If Mitt Romney is panicking, it’s hard to tell. As Democrats salivate and Republicans squirm over a surreptitiously recorded video that shows Romney uttering politically fraught remarks to donors at a private fundraiser earlier this year, the Republican nominee is combating the onslaught by going back on attack.
The defiant posture is becoming Romney’s default mode of damage control — a mode he’s been in all too frequently of late. After critics accused him of politicizing the Middle Eastern embassy attacks last week, Romney dug in against President Obama’s handling of the crisis. Now, with a new group of detractors — including several prominent Republicans — growing increasingly anxious about the state of his campaign in the wake of damaging hidden-camera footage published by the liberal magazine Mother Jones, Romney has sought to re-frame the debate by using the clip to highlight the differences between his vision of government and Obama’s.
The video, reportedly captured during a May fundraiser in Boca Raton, Fla., depicts Romney making disparaging remarks about 47% of voters, dismissing the importance of discussing policy during a campaign, and expressing skepticism that Israelis and Palestinians will be able to broker peace. The backlash put his campaign on the defensive. Romney’s rapid response team even briefly resorted to highlighting a YouTube video of the candidate’s wife doing an interview with a Colorado TV station, titled “Ann Romney to Fox31: Mitt Doesn’t Disdain the Poor.”
At a fundraiser Tuesday in Salt Lake City, which was open to a small group of press, Romney criticized the President for promoting a “government-centered America.” During an interview with Fox’s Neil Cavuto, Romney expanded on the differences between the two candidates’ vision of the role of government. “I think a society based on a government-centered nation where government plays a larger and larger role…[is] the wrong course for America,” he said.
Romney’s campaign has sought to highlight the two candidates’ divergent governing philosophies by pointing to a newly surfaced 1998 video of Obama, then an Illinois state senator, telling a college audience in Chicago that he favored the redistribution of wealth. “I think the trick is figuring out how do we structure government systems that pool resources and hence facilitate some redistribution,” Obama says in the clip, promoted by conservative Internet impresario Matt Drudge, with whom the Romney campaign has close ties. “Because I actually believe in redistribution, at least at a certain level, to make sure everybody’s got a shot.”
(MORE: The Two Campaigns of Mitt Romney)
But the 15-year old video did little Tuesday to deflect attention from the one roiling the presidential race. In a slapdash nighttime press conference Monday, Romney conceded that his remarks in the Mother Jones video were “not elegantly stated.” Jittery Northeastern Republicans like Massachusetts Senator Scott Brown and Connecticut Senate nominee Linda McMahon edged away from Romney’s comments Tuesday, and he was pummeled by stalwart members of the conservative press. “It’s time to admit the Romney campaign is an incompetent one,” wrote the Wall Street Journal‘s Peggy Noonan. Even vice presidential nominee Paul Ryan acknowledged his running mate’s misstep, in slightly stronger language than Romney himself used. “He was obviously inarticulate,” Ryan told a Nevada television station in an interview aired Tuesday.

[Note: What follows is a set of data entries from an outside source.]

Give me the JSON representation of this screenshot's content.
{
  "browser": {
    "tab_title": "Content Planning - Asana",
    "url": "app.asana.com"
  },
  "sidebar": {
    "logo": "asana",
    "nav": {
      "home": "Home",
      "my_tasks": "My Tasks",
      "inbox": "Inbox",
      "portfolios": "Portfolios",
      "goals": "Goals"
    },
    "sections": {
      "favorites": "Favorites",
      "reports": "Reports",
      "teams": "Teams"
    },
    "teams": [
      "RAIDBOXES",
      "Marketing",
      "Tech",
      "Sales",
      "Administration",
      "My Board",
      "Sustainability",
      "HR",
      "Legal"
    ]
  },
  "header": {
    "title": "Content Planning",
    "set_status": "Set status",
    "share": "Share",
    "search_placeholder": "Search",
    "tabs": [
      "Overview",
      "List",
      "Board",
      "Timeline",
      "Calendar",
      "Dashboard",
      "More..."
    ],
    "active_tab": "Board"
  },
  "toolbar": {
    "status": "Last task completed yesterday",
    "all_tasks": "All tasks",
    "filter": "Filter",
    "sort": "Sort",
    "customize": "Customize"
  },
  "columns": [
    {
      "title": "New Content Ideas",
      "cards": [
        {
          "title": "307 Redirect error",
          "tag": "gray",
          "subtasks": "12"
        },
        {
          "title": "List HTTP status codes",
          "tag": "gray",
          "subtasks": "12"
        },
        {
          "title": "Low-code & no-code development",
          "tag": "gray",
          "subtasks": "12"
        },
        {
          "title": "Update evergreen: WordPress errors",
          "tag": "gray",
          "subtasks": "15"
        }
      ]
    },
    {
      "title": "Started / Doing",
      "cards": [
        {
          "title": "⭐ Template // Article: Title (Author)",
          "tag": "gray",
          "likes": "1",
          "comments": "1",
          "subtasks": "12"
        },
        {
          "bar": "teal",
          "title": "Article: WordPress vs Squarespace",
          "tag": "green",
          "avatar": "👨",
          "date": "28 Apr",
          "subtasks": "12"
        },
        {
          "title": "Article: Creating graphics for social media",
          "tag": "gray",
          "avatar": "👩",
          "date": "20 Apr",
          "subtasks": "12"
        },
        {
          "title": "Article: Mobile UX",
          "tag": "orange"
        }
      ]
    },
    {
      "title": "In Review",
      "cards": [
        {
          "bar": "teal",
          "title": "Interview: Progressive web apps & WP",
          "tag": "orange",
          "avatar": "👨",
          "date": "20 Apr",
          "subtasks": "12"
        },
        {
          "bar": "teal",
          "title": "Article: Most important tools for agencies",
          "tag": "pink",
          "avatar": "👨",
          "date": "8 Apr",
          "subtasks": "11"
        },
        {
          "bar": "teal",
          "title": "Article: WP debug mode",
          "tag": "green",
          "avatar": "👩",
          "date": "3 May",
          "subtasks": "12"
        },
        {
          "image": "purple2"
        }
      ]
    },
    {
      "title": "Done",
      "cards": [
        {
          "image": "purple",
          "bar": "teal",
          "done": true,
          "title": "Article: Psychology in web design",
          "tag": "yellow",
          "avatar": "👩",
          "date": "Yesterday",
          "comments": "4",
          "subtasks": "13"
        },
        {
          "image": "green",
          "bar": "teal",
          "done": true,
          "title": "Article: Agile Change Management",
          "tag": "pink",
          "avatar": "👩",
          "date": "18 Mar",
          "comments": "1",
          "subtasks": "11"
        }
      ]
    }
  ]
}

Aides concede that the aftermath has been challenging. But publicly, at least, they are intent on stressing that the campaign has not been thrown off course by the videos. Senior adviser Kevin Madden told reporters Tuesday that Romney was “focused” — a word he used eight times in the space of a single answer — and eager to get back to his economic argument. “What matters to voters is whether or not we’re going to have the answers they need about putting the economy back on track, put the country going back in the right direction, so I think that’s where our focus remains,” said Madden. “It’s a very close, hard-fought campaign. I think it will be all the way until Election Day.”